This is driving me nuts! A little piece of code that I can’t seem to debug 🙁 Basically I have an HTML file in a string and I want to find X inside until another X (same value) IF there is another one, if there isn’t, then grab X until end of file.
The code that doesn’t work:
$contents = "< div id="main" class="clearfix"> < div id="col-1">< div id="content">< div id="p19601634">< h1>< span id="ppt19601634">";
$regex = "!<div id="content">(.*?)(?:<div id="content">)!s";>
preg_match_all($regex, $contents, $matches);
Please notice that I added spaces before the DIV for display purpose and that I want to check with NEW LINES and TABS inside the HTML also (basically, there is a line return after the first DIV).

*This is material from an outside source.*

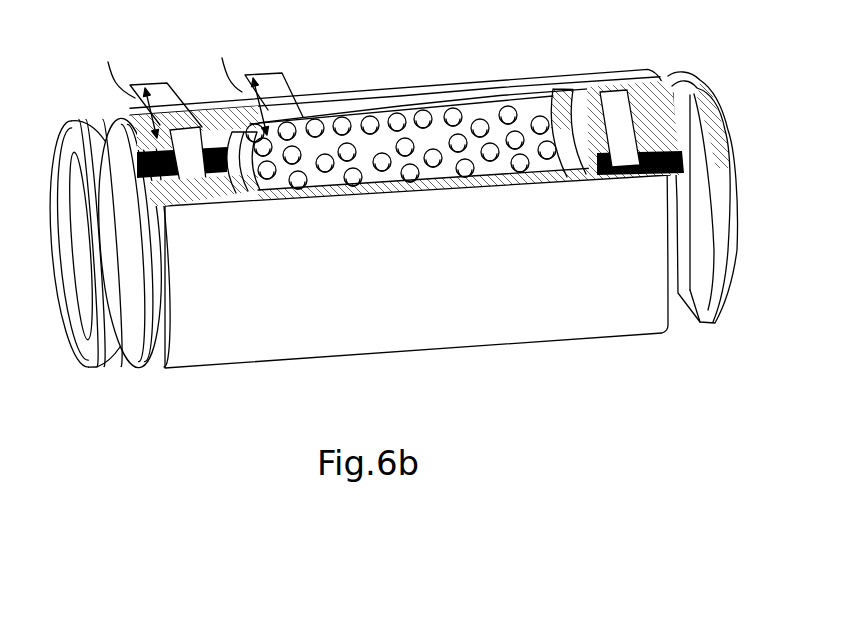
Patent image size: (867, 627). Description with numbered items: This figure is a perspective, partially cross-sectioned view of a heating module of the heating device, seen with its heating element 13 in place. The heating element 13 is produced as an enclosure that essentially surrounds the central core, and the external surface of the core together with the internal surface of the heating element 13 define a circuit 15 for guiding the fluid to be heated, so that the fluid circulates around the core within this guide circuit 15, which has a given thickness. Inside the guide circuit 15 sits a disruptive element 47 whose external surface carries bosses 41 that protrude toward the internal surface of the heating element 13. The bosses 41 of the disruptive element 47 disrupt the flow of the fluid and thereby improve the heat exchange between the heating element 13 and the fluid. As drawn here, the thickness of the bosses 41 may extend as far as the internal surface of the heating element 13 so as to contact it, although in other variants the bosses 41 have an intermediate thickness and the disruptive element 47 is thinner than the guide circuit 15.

The heating element 13 is at (518, 323).
The circuit 15 is at (572, 122).
The bosses 41 is at (323, 168).
The disruptive element 47 is at (401, 150).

Right now, my code works if it finds many occurences of my search and it will return the searches. But if there is only one item found, it doesnt work.
Does someone knows this?
Thanks a bunch
Regular expressions are not and never will be the right tool for this job. “I have to use regular expressions” is not true. There is computer science theory to explain this: regular expressions are only capable of matching regular languages, but HTML (or XML) is a more sophisticated language than that.
Another solution for you besides DOM mentioned in @meder’s answer is XSLTProcessor. XSLT is a declarative pattern-matching language like regular expressions. But XSLT is capable of matching the hierarchical structure of XHTML or XML.
See the answers in Simple XML parsing on PHP for more solutions, including an example of XSLTProcessor in my answer.
If you want to learn all about HTML scraping techniques in PHP, there’s a book on the subject by Matthew Turland, titled php|architect’s Guide to Web Scraping with PHP. It’s available in digital form now, and should be in print soon.
If you can pry yourself away from PHP for a moment, try a package called Beautiful Soup. This package has one huge advantage: unlike DOM/XSLT parsers, Beautiful Soup doesn’t choke if you direct it to parse an HTML page that has some bad markup. Since most web sites you will be scraping probably contain some mistakes, this is a pretty important advantage.